Wednesday, April 27, 2011

my secretly not a blog post

I don't post thought-posts as often as my friends do.  I'm not sure whether that's because I feel like the thoughts have been snatched out of life-context and have denatured, like proteins do when put under chemical examination (which, linguistically, blog posts can be considered) or because I am terrible at writing thought-posts without strange metaphors and incredibly convoluted syntax (this sentence for example) that make them protein-like in form as well. 

A recent docking lab
(a recent ligand docking lab of mine- highlighted are natural cavities)

See, I usually resign myself, after first paragraphs like those, to poetry.  You can use giant, all-encompassing metaphors there, you can ramble on within the turn of a phrase.  Poems could say what I just did neatly, and can bend back on themselves or just sit prettily and wait for you to go OMIGOSH YOU ACTUALLY MEANT THIS WHAT AM I GOING TO DO WITH MY LIFE NOW. 

And I am way better (I think) at hiding metaphorical sulphur atoms in alpha helices than I am at stretching them all out into a line and saying- this is the amino acid code for what I want to say.  Plus, poems (and models of proteins) are prettier. 

chainchainchain <3
(The amino acids in ubiquitin- my favorite protein)

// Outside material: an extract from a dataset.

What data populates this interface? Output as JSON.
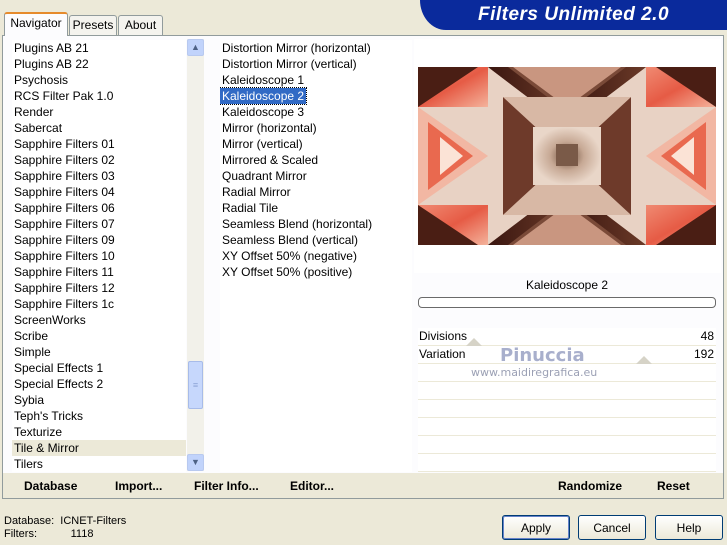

Did you notice something there?  I began the essay with the idea that proteins represented my prose syntax.  Then they represented poetry.  I'm not allowed to do thos kinds of switcharoos in this medium- another reason I like the less concrete forms of expression.  That being said, sometimes the poet mentality works against me.  Actually, it works against me a lot. 

(That was quite rambly I know- in a poem this would have taken me what, a turn of a phrase?  But here's why I really wrote this blog post.)

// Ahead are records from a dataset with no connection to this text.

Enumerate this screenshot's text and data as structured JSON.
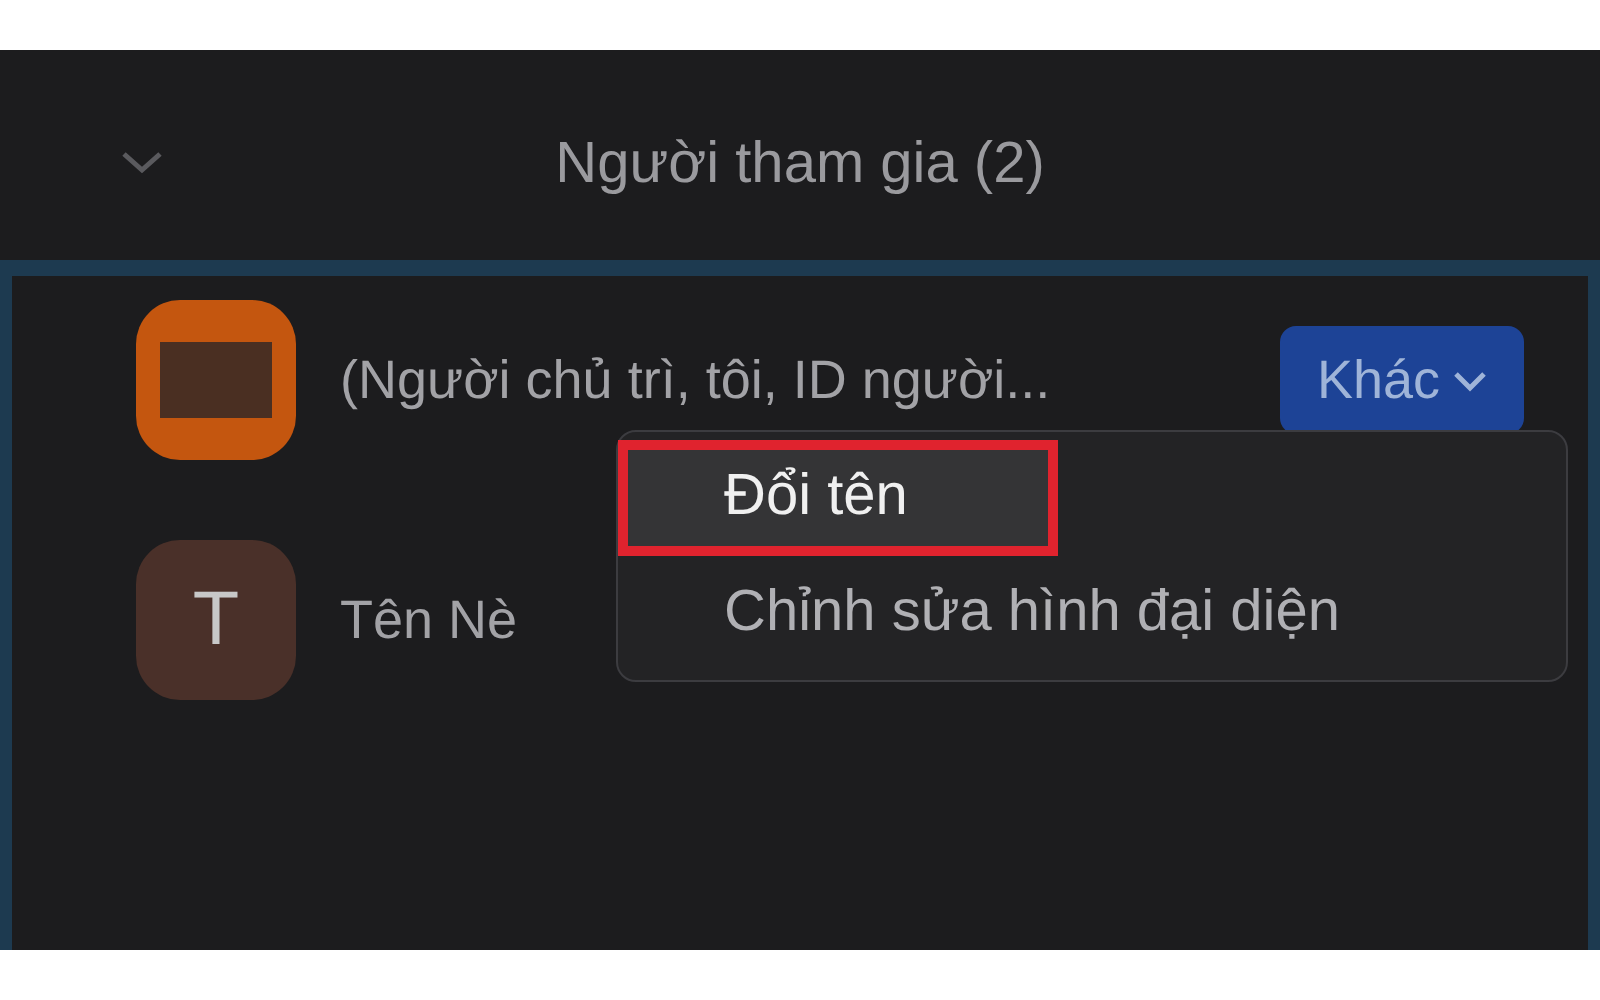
{
  "header": {
    "title": "Người tham gia (2)"
  },
  "participants": [
    {
      "name": "(Người chủ trì, tôi, ID người...",
      "avatar": {
        "kind": "video-off"
      },
      "button": "Khác"
    },
    {
      "name": "Tên Nè",
      "avatar": {
        "kind": "initial",
        "initial": "T"
      }
    }
  ],
  "menu": {
    "items": [
      {
        "label": "Đổi tên",
        "selected": true,
        "outlined": true
      },
      {
        "label": "Chỉnh sửa hình đại diện",
        "selected": false,
        "outlined": false
      }
    ]
  }
}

In real life, you can't bathe your words in chemicals and they cannot live as complete ideas on their own.  (That was another metaphor switch- with the chemicals thing- excuse me.) There will be context, and the people around you must respond somehow.  And many times, it's not going to be O MY GOSH I SEE WHAT YOU'RE HIDDENLY THINKING THERE YOU MY FRIEND ARE A GENIUS because in most conversations, most people say pieces of amino chain.  They don't exhale whole living wads of it. 
But no matter what, you have say something.  Even if every other time you've explained yourself people have looked at you, said "I dont understand because your ideas are unimportant and you explain them badly and anyway I dont care," and even if you're too emotionally invested in your thoughts and scared of that happening to give them away easily, the people around you will certainly be offended at your closed door.  Plus, the people around you probably DO think protein is pretty. 

(that was a hidden message too- as in, "your friends understand you" because they know how to look at protein, and as in "your friends agree with you" because my idea here has to do with protein, I assert that it is pretty, AND as in "you probably have particularly intellectual friends")

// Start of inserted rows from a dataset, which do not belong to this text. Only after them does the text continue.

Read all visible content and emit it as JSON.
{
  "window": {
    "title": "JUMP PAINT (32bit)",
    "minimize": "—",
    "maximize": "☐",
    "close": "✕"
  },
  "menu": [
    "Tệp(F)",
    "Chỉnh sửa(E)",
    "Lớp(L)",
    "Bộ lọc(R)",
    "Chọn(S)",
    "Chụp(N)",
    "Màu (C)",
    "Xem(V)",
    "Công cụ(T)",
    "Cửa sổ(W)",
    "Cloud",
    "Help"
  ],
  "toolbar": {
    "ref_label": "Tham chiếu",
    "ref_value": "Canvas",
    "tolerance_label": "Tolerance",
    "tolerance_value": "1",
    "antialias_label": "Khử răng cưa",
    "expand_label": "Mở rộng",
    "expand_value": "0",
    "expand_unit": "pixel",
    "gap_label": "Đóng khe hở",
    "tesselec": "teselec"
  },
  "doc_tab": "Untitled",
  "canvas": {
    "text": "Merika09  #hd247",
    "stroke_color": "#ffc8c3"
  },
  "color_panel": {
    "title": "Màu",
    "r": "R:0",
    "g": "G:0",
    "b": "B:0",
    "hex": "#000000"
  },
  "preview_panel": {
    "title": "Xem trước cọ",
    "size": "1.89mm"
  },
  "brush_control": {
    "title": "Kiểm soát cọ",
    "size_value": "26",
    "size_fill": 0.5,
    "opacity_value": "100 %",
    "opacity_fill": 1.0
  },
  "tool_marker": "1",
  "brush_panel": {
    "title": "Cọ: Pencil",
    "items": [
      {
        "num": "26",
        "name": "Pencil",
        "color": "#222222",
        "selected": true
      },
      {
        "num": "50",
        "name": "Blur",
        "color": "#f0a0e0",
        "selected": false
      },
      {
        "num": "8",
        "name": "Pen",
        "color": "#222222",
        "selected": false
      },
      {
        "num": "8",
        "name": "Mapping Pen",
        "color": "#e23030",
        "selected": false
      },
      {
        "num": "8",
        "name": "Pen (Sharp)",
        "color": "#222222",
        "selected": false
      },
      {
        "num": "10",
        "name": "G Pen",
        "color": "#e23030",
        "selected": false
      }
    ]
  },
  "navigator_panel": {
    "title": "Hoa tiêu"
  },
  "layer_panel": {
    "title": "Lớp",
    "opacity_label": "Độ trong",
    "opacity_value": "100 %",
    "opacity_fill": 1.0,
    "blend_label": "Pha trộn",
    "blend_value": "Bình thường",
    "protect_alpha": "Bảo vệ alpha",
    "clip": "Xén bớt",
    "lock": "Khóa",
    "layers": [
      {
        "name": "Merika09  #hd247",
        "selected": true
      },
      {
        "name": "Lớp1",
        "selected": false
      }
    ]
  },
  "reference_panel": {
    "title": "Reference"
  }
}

And even thought it's scary and hard, you have to post blogs instead of poems sometimes.  You have to explain yourself, and here's the weirdest poemy part of my logic. 

When someone in a conversation posts a poem of thought that rounds off upon itself and still serves a biological function, don't accidentally let them think you find proteins unmanageable and ugly and a pretty dorky thing to think about anyway.  And don't compliment them for such a majectic performance, which says you can't infer the acid chain and only see loops and dots. 

Tell them:  "That was a whole thought"

I hope you see now why I dont explain myself sometimes.  I just don't know how.  Do you have chemicals quite hot enough to denature this?  Do you see why I stick to poetry?